Tuesday 22 September 2015

US-China Relations: the Pentagon Versus High Tech | The Daily Sheeple

US-China Relations: the Pentagon Versus High Tech | The Daily Sheeple



Step by step, Washington is inexorably setting up a major provocation against China.  Until now, the Obama regime tightened a military encirclement of China, expanding its armed forces agreements with Japan, the Philippines and Australia.  In addition, it has promoted the Trans-Pacific Partnership Agreement (TPP), a regional trade agreement which openly excludes China.  Obama has ordered a major naval build-up in the South China Sea and embarked on extensive cyber-espionage of Chinese industries and the government via major US high-tech companies, as revealed by Edward Snowden in his release of confidential NSA documents.
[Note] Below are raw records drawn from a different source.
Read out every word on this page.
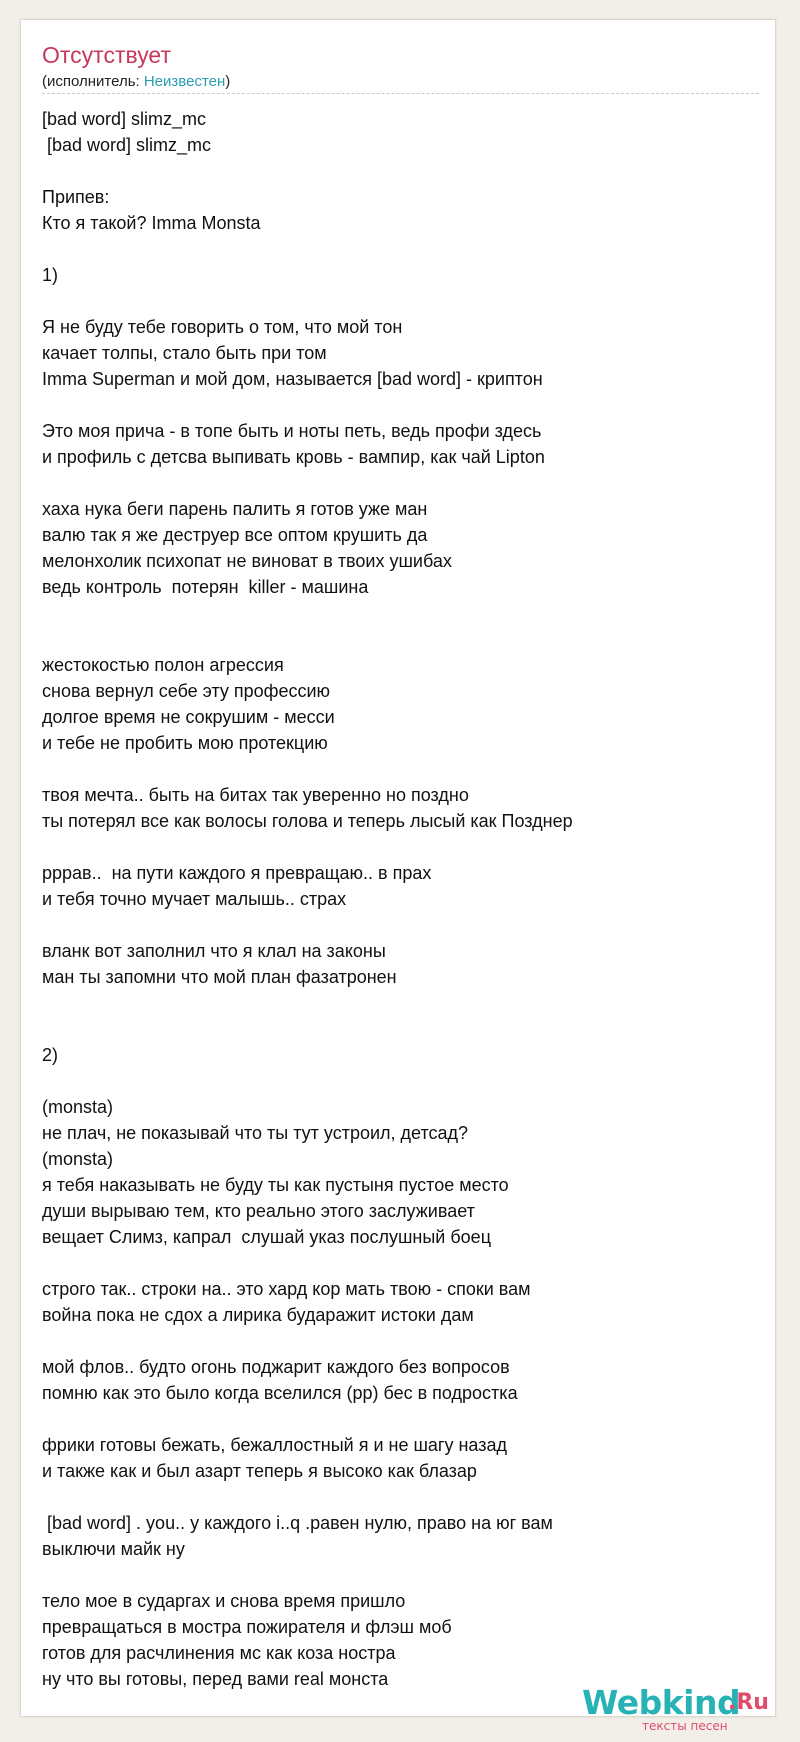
Отсутствует
(исполнитель: Неизвестен)
[bad word] slimz_mc
[bad word] slimz_mc

Припев:
Кто я такой? Imma Monsta

1)

Я не буду тебе говорить о том, что мой тон
качает толпы, стало быть при том
Imma Superman и мой дом, называется [bad word] - криптон

Это моя прича - в топе быть и ноты петь, ведь профи здесь
и профиль с детсва выпивать кровь - вампир, как чай Lipton

хаха нука беги парень палить я готов уже ман
валю так я же деструер все оптом крушить да
мелонхолик психопат не виноват в твоих ушибах
ведь контроль  потерян  killer - машина

жестокостью полон агрессия
снова вернул себе эту профессию
долгое время не сокрушим - месси
и тебе не пробить мою протекцию

твоя мечта.. быть на битах так уверенно но поздно
ты потерял все как волосы голова и теперь лысый как Позднер

рррав..  на пути каждого я превращаю.. в прах
и тебя точно мучает малышь.. страх

вланк вот заполнил что я клал на законы
ман ты запомни что мой план фазатронен

2)

(monsta)
не плач, не показывай что ты тут устроил, детсад?
(monsta)
я тебя наказывать не буду ты как пустыня пустое место
души вырываю тем, кто реально этого заслуживает
вещает Слимз, капрал  слушай указ послушный боец

строго так.. строки на.. это хард кор мать твою - споки вам
война пока не сдох а лирика бударажит истоки дам

мой флов.. будто огонь поджарит каждого без вопросов
помню как это было когда вселился (рр) бес в подростка

фрики готовы бежать, бежаллостный я и не шагу назад
и также как и был азарт теперь я высоко как блазар

[bad word] . you.. у каждого i..q .равен нулю, право на юг вам
выключи майк ну

тело мое в сударгах и снова время пришло
превращаться в мостра пожирателя и флэш моб
готов для расчлинения мс как коза ностра
ну что вы готовы, перед вами real монста
Webkind
.Ru
тексты песен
As President Xi Jinping prepares for his first US visit as China’s leader on September 25, with the aim of extending economic ties between Chinese and US business (especially with the high tech corporations in Seattle and Silicon Valley), the Obama regime has threatened to impose a series of punitive sanctions against Chinese companies and individuals for ‘cyber-espionage’, essentially undermining the purpose of his trip.

Characterizing the Chinese as ‘cyber-thieves’ and imposing sanctions on Chinese businesses on the eve of Xi’s visit will be justifiably seen as a deliberate humiliation and a provocation, designed to treat China as a mere vassal state of Washington.
This will force the Chinese government to retaliate on behalf of Chinese businesses – and President Xi is fully capable of imposing retaliatory sanctions against multi-billion dollar high tech US corporations, which had been flourishing – up to now – in China.
Obama’s decision to provoke China on multiple fronts reflects the overwhelming influence of the militarist power configurations in Washington: the Pentagon, the NSA and the Zionist –militarist ideologues.

In contrast to Washington’s aggressive policy, the major US high tech corporations are almost unanimous in their opposition to Obama’s ‘military pivot’ and are appalled by the threat of cyber sanctions, rightly calling them a “needless provocation”.

For its part, Wall Street has taken an intermediary position – hoping Washington will coerce China into ‘opening’ its protected financial markets to the big US banks.  It doesn’t necessarily support aggressive sanctions, which could provoke a response from China closing off lucrative opportunities in the world’s biggest financial market.